Modern versions of the concept began in a second wave of usage and elaboration around the 1950s and 1960s, which immediately extended beyond the English-speaking world, and included contributions from many countries, notably France. Three very different types of employability were identified and used by social workers, employment policy makers, statisticians and physicians.
First, the second version, E2, which can be described as “medicosocial employability”. Mainly developed by doctors and rehabilitation practitioners, and aimed at the disabled, this version introduces a quantitative scale from the outset: one can be more or less employable, and this assessment forms the basis of the intervention which aims to improve employability. In concrete terms, it involves scores on a series of items constituting an individual employability test: the abilities of a more or less disabled person are scored in different areas (visual, auditory, cardiac, motor skills, etc.), and also abstraction skills, and the ability to read and write. This is an individual employability test: the abilities of a more or less disabled person are noted in various areas which cover physical as well as mental impairments. Depending on the deficiencies identified, those that can be treated or compensated for are selected and a program of action is drawn up.

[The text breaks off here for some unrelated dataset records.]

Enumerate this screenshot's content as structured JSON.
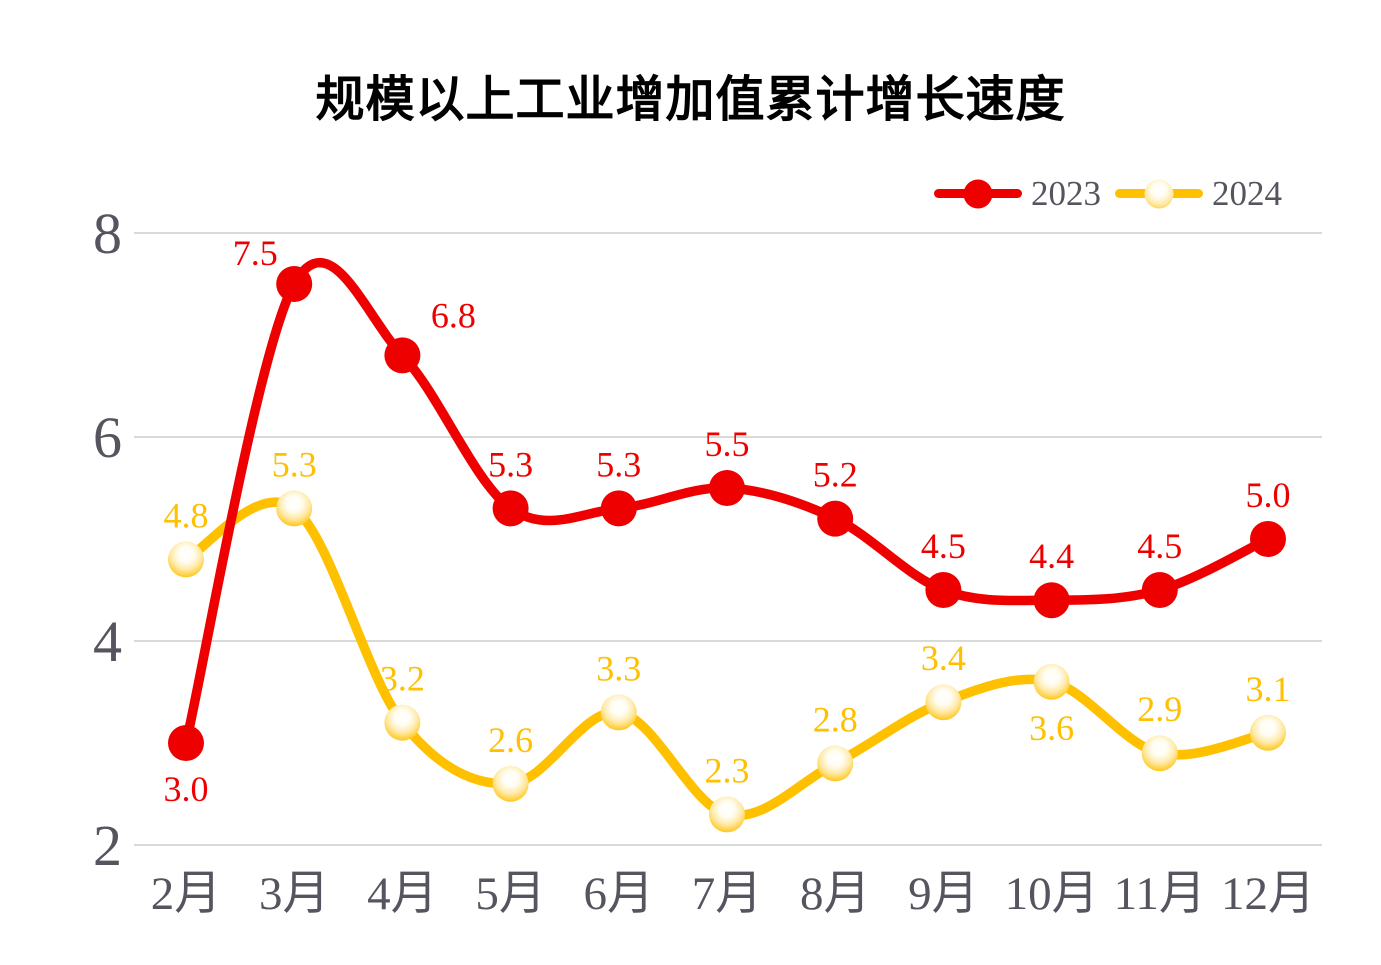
{
  "title": "规模以上工业增加值累计增长速度",
  "colors": {
    "red": "#ee0000",
    "gold": "#ffc000",
    "axis_text": "#54555e",
    "gridline": "#d9d9d9",
    "title_text": "#000000"
  },
  "chart_data": {
    "type": "line",
    "smoothed": true,
    "title": "规模以上工业增加值累计增长速度",
    "categories": [
      "2月",
      "3月",
      "4月",
      "5月",
      "6月",
      "7月",
      "8月",
      "9月",
      "10月",
      "11月",
      "12月"
    ],
    "series": [
      {
        "name": "2023",
        "color": "#ee0000",
        "marker": "solid",
        "values": [
          3.0,
          7.5,
          6.8,
          5.3,
          5.3,
          5.5,
          5.2,
          4.5,
          4.4,
          4.5,
          5.0
        ],
        "label_positions": [
          "below",
          "above-left",
          "above-right",
          "above",
          "above",
          "above",
          "above",
          "above",
          "above",
          "above",
          "above"
        ]
      },
      {
        "name": "2024",
        "color": "#ffc000",
        "marker": "gloss-gradient",
        "values": [
          4.8,
          5.3,
          3.2,
          2.6,
          3.3,
          2.3,
          2.8,
          3.4,
          3.6,
          2.9,
          3.1
        ],
        "label_positions": [
          "above",
          "above",
          "above",
          "above",
          "above",
          "above",
          "above",
          "above",
          "below",
          "above",
          "above"
        ]
      }
    ],
    "ylim": [
      2,
      8
    ],
    "yticks": [
      2,
      4,
      6,
      8
    ],
    "xlabel": "",
    "ylabel": "",
    "grid": "horizontal",
    "legend_position": "top-right",
    "data_labels": true,
    "label_format": "0.0"
  }
}
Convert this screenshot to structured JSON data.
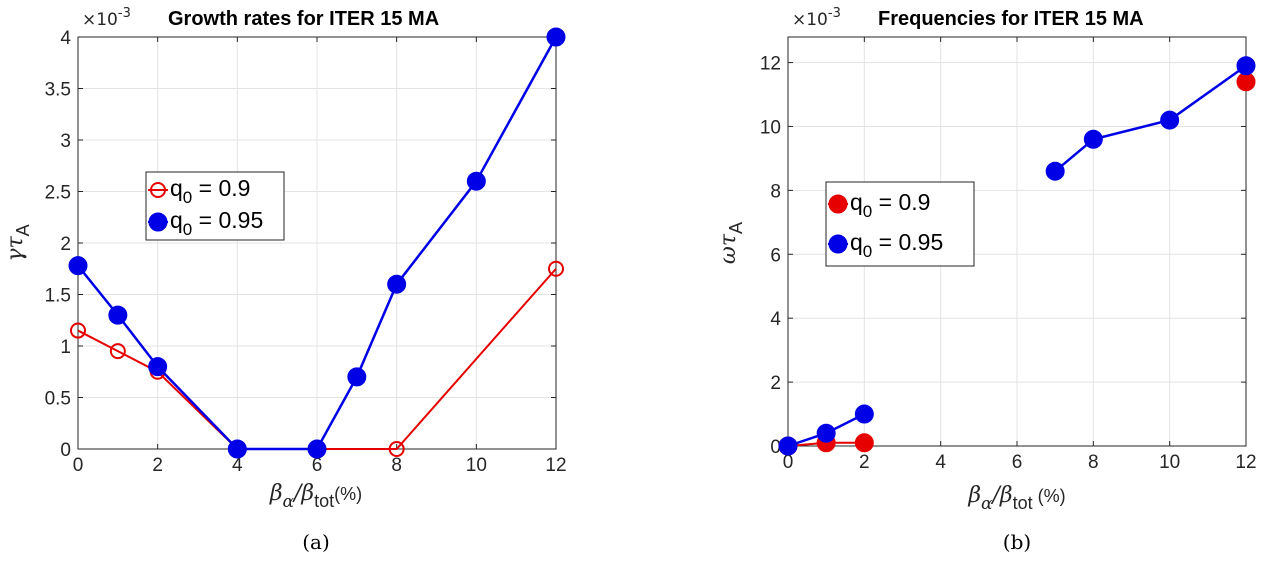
{
  "chart_data": [
    {
      "type": "line",
      "title": "Growth rates for ITER 15 MA",
      "exponent_label": "×10",
      "exponent_power": "-3",
      "ylabel": {
        "main": "γτ",
        "sub": "A"
      },
      "xlabel": {
        "main": "β",
        "sub1": "α",
        "mid": "/β",
        "sub2": "tot",
        "tail": "(%)"
      },
      "caption": "(a)",
      "xlim": [
        0,
        12
      ],
      "ylim": [
        0,
        4
      ],
      "xticks": [
        0,
        2,
        4,
        6,
        8,
        10,
        12
      ],
      "yticks": [
        0,
        0.5,
        1,
        1.5,
        2,
        2.5,
        3,
        3.5,
        4
      ],
      "ytick_labels": [
        "0",
        "0.5",
        "1",
        "1.5",
        "2",
        "2.5",
        "3",
        "3.5",
        "4"
      ],
      "grid": true,
      "legend_position": "center-left",
      "series": [
        {
          "name": "q0 = 0.9",
          "legend_main": "q",
          "legend_sub": "0",
          "legend_tail": " = 0.9",
          "color": "#e60000",
          "marker": "open-circle",
          "x": [
            0,
            1,
            2,
            4,
            6,
            8,
            12
          ],
          "y": [
            1.15,
            0.95,
            0.75,
            0,
            0,
            0,
            1.75
          ],
          "segments": [
            [
              0,
              6
            ]
          ]
        },
        {
          "name": "q0 = 0.95",
          "legend_main": "q",
          "legend_sub": "0",
          "legend_tail": " = 0.95",
          "color": "#0000e6",
          "marker": "filled-circle",
          "x": [
            0,
            1,
            2,
            4,
            6,
            7,
            8,
            10,
            12
          ],
          "y": [
            1.78,
            1.3,
            0.8,
            0,
            0,
            0.7,
            1.6,
            2.6,
            4.0
          ],
          "segments": [
            [
              0,
              8
            ]
          ]
        }
      ]
    },
    {
      "type": "line",
      "title": "Frequencies for ITER 15 MA",
      "exponent_label": "×10",
      "exponent_power": "-3",
      "ylabel": {
        "main": "ωτ",
        "sub": "A"
      },
      "xlabel": {
        "main": "β",
        "sub1": "α",
        "mid": "/β",
        "sub2": "tot",
        "tail": " (%)"
      },
      "caption": "(b)",
      "xlim": [
        0,
        12
      ],
      "ylim": [
        0,
        12.8
      ],
      "xticks": [
        0,
        2,
        4,
        6,
        8,
        10,
        12
      ],
      "yticks": [
        0,
        2,
        4,
        6,
        8,
        10,
        12
      ],
      "ytick_labels": [
        "0",
        "2",
        "4",
        "6",
        "8",
        "10",
        "12"
      ],
      "grid": true,
      "legend_position": "center-left",
      "series": [
        {
          "name": "q0 = 0.9",
          "legend_main": "q",
          "legend_sub": "0",
          "legend_tail": " = 0.9",
          "color": "#e60000",
          "marker": "filled-circle",
          "x": [
            0,
            1,
            2,
            12
          ],
          "y": [
            0,
            0.1,
            0.1,
            11.4
          ],
          "segments": [
            [
              0,
              2
            ]
          ]
        },
        {
          "name": "q0 = 0.95",
          "legend_main": "q",
          "legend_sub": "0",
          "legend_tail": " = 0.95",
          "color": "#0000e6",
          "marker": "filled-circle",
          "x": [
            0,
            1,
            2,
            7,
            8,
            10,
            12
          ],
          "y": [
            0,
            0.4,
            1.0,
            8.6,
            9.6,
            10.2,
            11.9
          ],
          "segments": [
            [
              0,
              2
            ],
            [
              3,
              6
            ]
          ]
        }
      ]
    }
  ]
}
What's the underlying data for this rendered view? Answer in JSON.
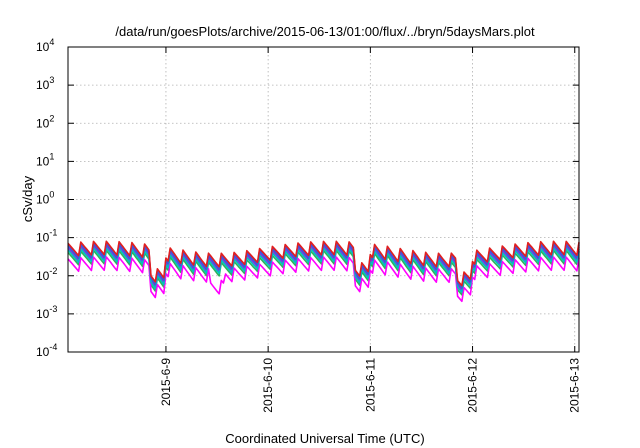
{
  "chart_data": {
    "type": "line",
    "title": "/data/run/goesPlots/archive/2015-06-13/01:00/flux/../bryn/5daysMars.plot",
    "xlabel": "Coordinated Universal Time (UTC)",
    "ylabel": "cSv/day",
    "y_scale": "log",
    "ylim": [
      0.0001,
      10000
    ],
    "y_ticks": [
      {
        "base": "10",
        "exp": "-4"
      },
      {
        "base": "10",
        "exp": "-3"
      },
      {
        "base": "10",
        "exp": "-2"
      },
      {
        "base": "10",
        "exp": "-1"
      },
      {
        "base": "10",
        "exp": "0"
      },
      {
        "base": "10",
        "exp": "1"
      },
      {
        "base": "10",
        "exp": "2"
      },
      {
        "base": "10",
        "exp": "3"
      },
      {
        "base": "10",
        "exp": "4"
      }
    ],
    "xlim": [
      "2015-06-08 01:00",
      "2015-06-13 01:00"
    ],
    "x_ticks": [
      "2015-6-9",
      "2015-6-10",
      "2015-6-11",
      "2015-6-12",
      "2015-6-13"
    ],
    "grid": true,
    "legend": false,
    "x": [],
    "series": [
      {
        "color": "#d4006a",
        "values": []
      },
      {
        "color": "#8a2be2",
        "values": []
      },
      {
        "color": "#2bb55a",
        "values": []
      },
      {
        "color": "#ff00ff",
        "values": []
      },
      {
        "color": "#00c0c0",
        "values": []
      },
      {
        "color": "#3a5bd9",
        "values": []
      },
      {
        "color": "#e02020",
        "values": []
      }
    ]
  }
}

This version was almost immediately doubled by a third, more general version, mainly aimed at unemployed people in difficulty. In fact, it is possible to introduce into the scale, with various weightings, items relating to handicaps that are no longer medical but social: we then move on to deficiencies in terms of qualifications, and also in terms of mobility, presentation and so on. For example, a person who does not have a driving license, or who has a criminal record or a history of drug use may be considered to have low employability. This E3 employability can be described as “labor policy employability”. It is intended to measure the distance between the characteristics of an individual and the imperatives of production and acceptability in the labor market. Here again, we can intervene by selecting the items on which action is possible (e.g. training programs or simply driving lessons, or even clothing advice).